KASLO, British Columbia (AP) _ Avalanches that swept through British Columbia and western Montana have left 11 skiers and snowmobilers dead, and blizzards delayed recovery of bodies and a search for missing skier.

Eight skiers and snowmobilers perished in southeastern British Columbia in three avalanches that swept through the Kootenays on Friday, and avalanches in Montana on Saturday killed two Americans, an experienced climber and an avid snowmobiler.

Canadian authorities said weather conditions caused hundreds of snow slides in the region.

A blast of arctic air, which froze the snow and formed a crust, was followed by a warmer air current, causing an unstable situation, said Evan Manners of the Canadian Avalanche Centre.

``When you have a trigger, like the weight of a skier, that can put it over the critical point,″ he said.

The avalanche danger throughout the Kootenays, about 155 miles from the Alberta border, remains high and more snow, up to eight inches, had been forecast for today.

Rescuers were to try today to recover bodies of the five skiers killed in remote back country accessible only by helicopter, and police say they expect to find the body of a missing sixth skier nearby.
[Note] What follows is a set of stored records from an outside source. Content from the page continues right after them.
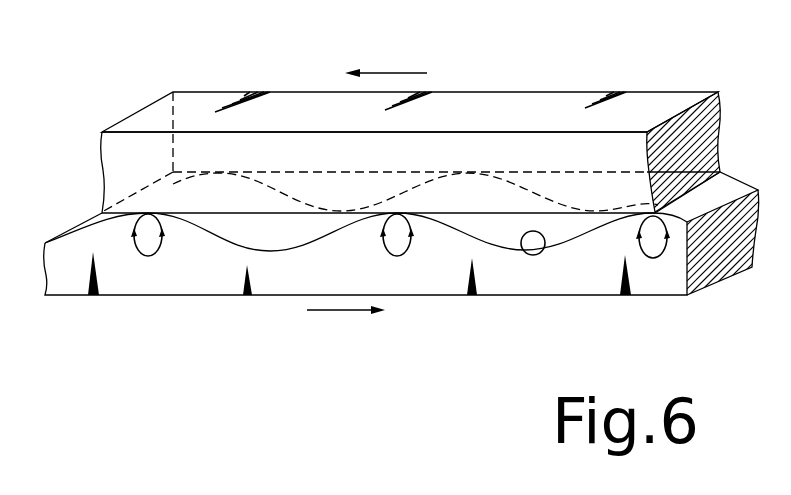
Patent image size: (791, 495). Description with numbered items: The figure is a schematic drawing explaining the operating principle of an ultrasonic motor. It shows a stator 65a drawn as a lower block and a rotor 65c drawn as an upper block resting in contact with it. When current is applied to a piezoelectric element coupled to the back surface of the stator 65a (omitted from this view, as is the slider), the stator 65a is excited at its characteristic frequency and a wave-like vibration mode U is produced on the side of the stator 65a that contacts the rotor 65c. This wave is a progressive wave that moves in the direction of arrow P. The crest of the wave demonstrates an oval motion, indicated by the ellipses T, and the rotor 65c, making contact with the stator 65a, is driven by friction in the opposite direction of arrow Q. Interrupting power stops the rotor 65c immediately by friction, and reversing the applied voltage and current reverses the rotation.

The rotor 65c is at (541, 100).
The stator 65a is at (275, 278).
The oval motion of wave crest T is at (152, 256).
The wave-like vibration mode U is at (537, 255).
The direction of progressive wave P is at (346, 329).
The direction of rotor operation Q is at (386, 52).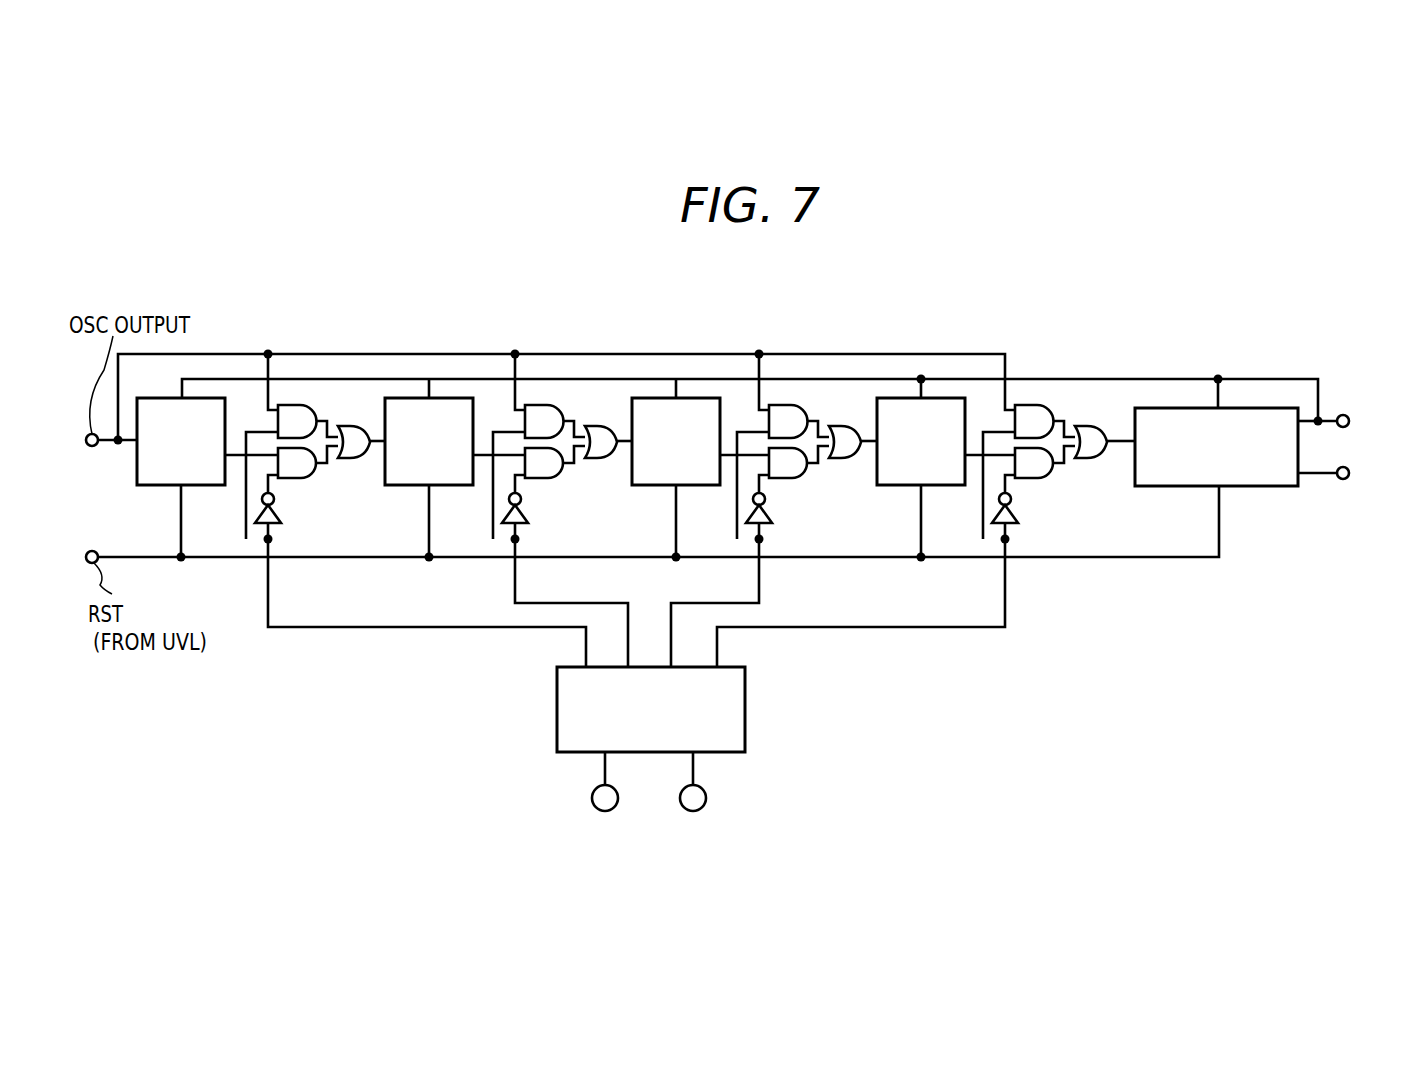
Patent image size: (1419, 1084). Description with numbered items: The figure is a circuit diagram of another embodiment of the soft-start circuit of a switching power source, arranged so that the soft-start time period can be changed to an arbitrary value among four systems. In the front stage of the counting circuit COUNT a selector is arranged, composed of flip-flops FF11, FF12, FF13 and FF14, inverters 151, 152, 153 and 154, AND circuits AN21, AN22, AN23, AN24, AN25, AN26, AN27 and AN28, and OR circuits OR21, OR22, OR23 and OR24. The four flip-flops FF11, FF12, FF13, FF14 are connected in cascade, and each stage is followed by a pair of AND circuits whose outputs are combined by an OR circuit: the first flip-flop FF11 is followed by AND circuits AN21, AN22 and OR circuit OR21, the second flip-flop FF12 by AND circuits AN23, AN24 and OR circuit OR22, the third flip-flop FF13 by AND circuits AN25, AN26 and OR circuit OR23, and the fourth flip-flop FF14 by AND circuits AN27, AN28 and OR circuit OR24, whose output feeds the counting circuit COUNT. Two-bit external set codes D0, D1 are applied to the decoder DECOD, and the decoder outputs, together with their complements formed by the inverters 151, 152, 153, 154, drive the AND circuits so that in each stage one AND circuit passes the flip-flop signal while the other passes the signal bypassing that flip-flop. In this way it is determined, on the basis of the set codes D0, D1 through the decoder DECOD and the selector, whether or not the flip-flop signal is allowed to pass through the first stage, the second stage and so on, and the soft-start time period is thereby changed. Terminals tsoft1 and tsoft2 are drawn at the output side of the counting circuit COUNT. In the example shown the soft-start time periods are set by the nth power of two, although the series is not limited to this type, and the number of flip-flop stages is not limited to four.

The flip-flop FF11 is at (203, 398).
The flip-flop FF12 is at (451, 398).
The flip-flop FF13 is at (698, 398).
The flip-flop FF14 is at (943, 398).
The AND circuit AN21 is at (293, 405).
The AND circuit AN22 is at (295, 478).
The AND circuit AN23 is at (540, 405).
The AND circuit AN24 is at (542, 478).
The AND circuit AN25 is at (784, 405).
The AND circuit AN26 is at (786, 478).
The AND circuit AN27 is at (1030, 405).
The AND circuit AN28 is at (1032, 478).
The OR circuit OR21 is at (350, 458).
The OR circuit OR22 is at (597, 458).
The OR circuit OR23 is at (841, 458).
The OR circuit OR24 is at (1087, 458).
The inverter 151 is at (283, 527).
The inverter 152 is at (530, 527).
The inverter 153 is at (774, 527).
The inverter 154 is at (1020, 527).
The counting circuit COUNT is at (1157, 408).
The decoder DECOD is at (745, 707).
The external set code D1 is at (613, 808).
The external set code D0 is at (701, 808).
The soft-start terminal tsoft2 (SW3) tsoft2 is at (1348, 415).
The soft-start terminal tsoft1 (SW4) tsoft1 is at (1347, 480).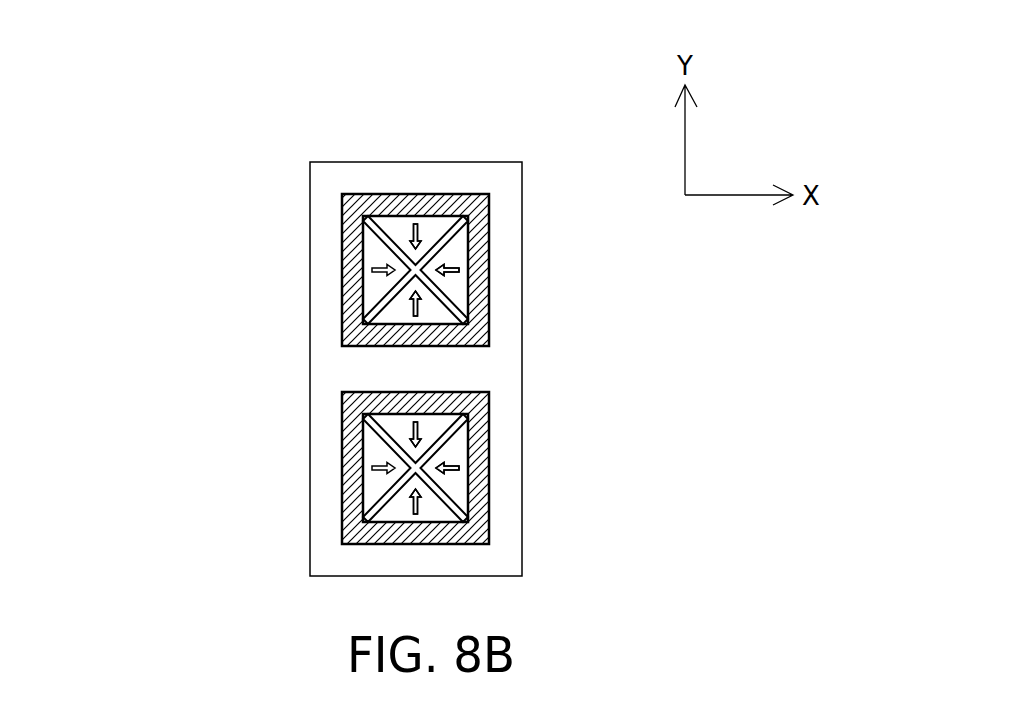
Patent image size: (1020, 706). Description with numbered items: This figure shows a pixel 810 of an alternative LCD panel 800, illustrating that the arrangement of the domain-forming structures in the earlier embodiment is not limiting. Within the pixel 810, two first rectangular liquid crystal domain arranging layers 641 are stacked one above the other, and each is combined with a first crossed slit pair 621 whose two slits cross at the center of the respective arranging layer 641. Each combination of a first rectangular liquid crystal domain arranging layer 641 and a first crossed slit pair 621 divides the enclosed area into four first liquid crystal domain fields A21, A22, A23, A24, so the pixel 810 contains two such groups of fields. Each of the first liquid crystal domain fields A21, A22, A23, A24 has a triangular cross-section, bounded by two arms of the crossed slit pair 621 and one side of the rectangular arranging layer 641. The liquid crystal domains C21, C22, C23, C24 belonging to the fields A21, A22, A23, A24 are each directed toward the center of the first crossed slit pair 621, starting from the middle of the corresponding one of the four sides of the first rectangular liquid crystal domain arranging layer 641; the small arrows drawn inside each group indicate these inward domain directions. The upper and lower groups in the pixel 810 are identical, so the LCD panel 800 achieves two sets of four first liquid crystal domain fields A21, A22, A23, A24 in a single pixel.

They were reported missing Friday.

Vince Nicola, father of one of the skiers, Lise Nicola of Nelson, stood stunned Sunday night in the Cranbrook airport as he and his son prepared for a four-hour drive to Kaslo.

Flights into Castlegar, a Kootenay airport closer to the scene, had been canceled.

``We’re just going to drive through,″ said Nicola, who still held hope that his daughter was alive.

``I honestly don’t want to be part of a disaster story,″ he said.

Authorities stressed their first priority in recovering the bodies is ensuring the safety of the recovery teams.

Winds up to 50 mph raged and a heavy blizzard hit the area on Sunday, the worst storm so far this winter. But Police Constable Jay Arnold said the forecast for this morning was clear with no snow until afternoon.

In New Denver, about 31 miles northwest of Kaslo, searchers recovered the bodies of two skiers killed in an avalanche on Mount Alwyn on Friday. Police had earlier identified them as snowmobilers.

Their six companions skied after them and immediately dug them out, but the men were dead, said Police Constable Wally Beatty. They were all experienced back-country skiers and were wearing locators.

An Alberta snowmobiler was killed Friday after he and three other snowmobilers were caught up in an avalanche in the Sparwood area, where the borders of British Columbia, Alberta and the United states converge.

The worst avalanche skiing disaster in Canada happened in southeastern British Columbia near Golden in March 1991, killing nine people in the Purcell Mountains.